At first I thought this thread was going to vague question from Pablo! I plan to use my skills for what I would call good.
My skills are writing, rhetoric, and people skills. I'm finishing a degree in English and professional writing, and it probably goes without saying that I love to read and write.
I tried my hand at a professional writing position and spent a summer working for a marketing company. I was writing company blogs, product descriptions, social media posts, and filler text designed for SEO. I made good money there, and they offered me a full time position after graduation if I would keep the part-time job for the rest of my degree, but I declined. I learned that everything about marketing, sales, networking, and, to be honest, capitalism in general, feels slimy to me. I got to do a fair amount of networking and meeting with current and potential clients. I'm a very outgoing person, and I make friends everywhere I go. I thought that I would have no trouble applying to people skills to networking and business, but I was wrong. It all felt like such a charade in which everyone was just trying to turn everyone else into dollar signs. I found that while I'm great with people and love socializing, I have difficulty faking a genuine conversation if I'm not sincerely engaged. Nobody was getting hurt, and we did honest work helping the businesses (most of which were pretty local) expand their web presence and grow into bigger markets. But still, I couldn't get over the feeling that everything, at the end of the day, was about money. It felt terribly un-fulfilling and, to my taste, maybe a little bit evil.
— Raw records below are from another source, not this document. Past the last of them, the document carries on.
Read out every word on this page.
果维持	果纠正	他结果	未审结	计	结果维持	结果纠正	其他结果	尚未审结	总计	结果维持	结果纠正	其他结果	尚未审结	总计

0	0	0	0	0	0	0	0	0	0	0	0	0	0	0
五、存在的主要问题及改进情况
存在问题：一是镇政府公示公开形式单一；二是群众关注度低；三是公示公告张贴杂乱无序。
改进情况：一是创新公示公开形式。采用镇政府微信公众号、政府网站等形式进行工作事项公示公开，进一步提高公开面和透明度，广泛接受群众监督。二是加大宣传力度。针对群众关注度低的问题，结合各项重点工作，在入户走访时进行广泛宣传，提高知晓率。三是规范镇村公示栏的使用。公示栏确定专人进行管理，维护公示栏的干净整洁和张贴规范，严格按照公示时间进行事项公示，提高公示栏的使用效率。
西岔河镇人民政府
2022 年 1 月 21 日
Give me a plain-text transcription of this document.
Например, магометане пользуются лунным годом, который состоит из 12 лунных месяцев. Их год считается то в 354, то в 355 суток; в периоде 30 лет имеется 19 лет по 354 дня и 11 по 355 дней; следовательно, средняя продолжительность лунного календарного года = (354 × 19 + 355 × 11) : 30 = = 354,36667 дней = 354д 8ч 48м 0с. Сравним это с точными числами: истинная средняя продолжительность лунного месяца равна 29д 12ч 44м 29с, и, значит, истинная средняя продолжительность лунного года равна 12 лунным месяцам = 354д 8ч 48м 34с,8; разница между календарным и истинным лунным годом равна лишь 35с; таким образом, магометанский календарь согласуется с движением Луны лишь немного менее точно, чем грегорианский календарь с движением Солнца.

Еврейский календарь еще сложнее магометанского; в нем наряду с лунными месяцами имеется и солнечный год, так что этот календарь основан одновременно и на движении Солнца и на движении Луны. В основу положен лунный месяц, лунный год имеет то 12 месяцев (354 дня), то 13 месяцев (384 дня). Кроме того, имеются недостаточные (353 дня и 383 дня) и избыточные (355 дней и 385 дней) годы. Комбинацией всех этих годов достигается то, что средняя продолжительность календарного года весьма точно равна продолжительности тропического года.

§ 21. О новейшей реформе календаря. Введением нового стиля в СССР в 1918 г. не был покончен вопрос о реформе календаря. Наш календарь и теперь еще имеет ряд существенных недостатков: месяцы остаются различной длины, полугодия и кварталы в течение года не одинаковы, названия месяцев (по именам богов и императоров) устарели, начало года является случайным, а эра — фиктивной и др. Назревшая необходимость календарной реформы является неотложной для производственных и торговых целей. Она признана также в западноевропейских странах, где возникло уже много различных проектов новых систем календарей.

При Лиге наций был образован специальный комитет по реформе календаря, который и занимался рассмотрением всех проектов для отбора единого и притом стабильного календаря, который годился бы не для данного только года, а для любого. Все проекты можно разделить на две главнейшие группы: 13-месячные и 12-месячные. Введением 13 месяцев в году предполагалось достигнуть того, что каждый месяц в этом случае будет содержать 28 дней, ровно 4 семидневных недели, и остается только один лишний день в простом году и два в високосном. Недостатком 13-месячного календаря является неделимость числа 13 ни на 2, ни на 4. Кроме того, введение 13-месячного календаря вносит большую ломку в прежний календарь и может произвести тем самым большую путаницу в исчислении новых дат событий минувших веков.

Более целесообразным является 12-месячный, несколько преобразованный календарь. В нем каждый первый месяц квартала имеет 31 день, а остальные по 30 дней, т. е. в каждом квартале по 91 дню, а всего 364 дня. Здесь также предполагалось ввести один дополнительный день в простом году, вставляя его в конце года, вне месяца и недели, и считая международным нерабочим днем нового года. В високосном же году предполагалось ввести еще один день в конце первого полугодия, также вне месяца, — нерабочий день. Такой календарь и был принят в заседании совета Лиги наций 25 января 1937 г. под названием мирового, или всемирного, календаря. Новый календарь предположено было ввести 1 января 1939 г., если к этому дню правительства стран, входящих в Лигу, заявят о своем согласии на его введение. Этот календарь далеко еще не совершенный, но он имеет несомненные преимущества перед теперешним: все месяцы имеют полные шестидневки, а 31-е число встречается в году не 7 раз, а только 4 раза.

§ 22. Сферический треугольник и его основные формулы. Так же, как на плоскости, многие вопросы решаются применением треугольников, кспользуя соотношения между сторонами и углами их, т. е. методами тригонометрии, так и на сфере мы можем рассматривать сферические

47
So I am now training to be a teacher, and I'll be starting my official student teaching within a year. I am a private tutor to high school and middle school students on the weekend, and I work in the writing center as a consultant and teaching assistant at my university. It is very fulfilling work, and I believe in my ability to make a lasting difference in the lives of individuals, even though I know I'm signing up for a lifetime of underpayment and under-appreciation. I don't think I'll ever feel comfortable working for a corporation. A lot of people are perfectly comfortable working in that kind of setting, doing what they love, and making great money. More power to them! I kind of wish that I had the attitude. But since I don't, it's nice to not have a nagging feeling that I might be selling my soul, screwing someone over, or doing meaningless work.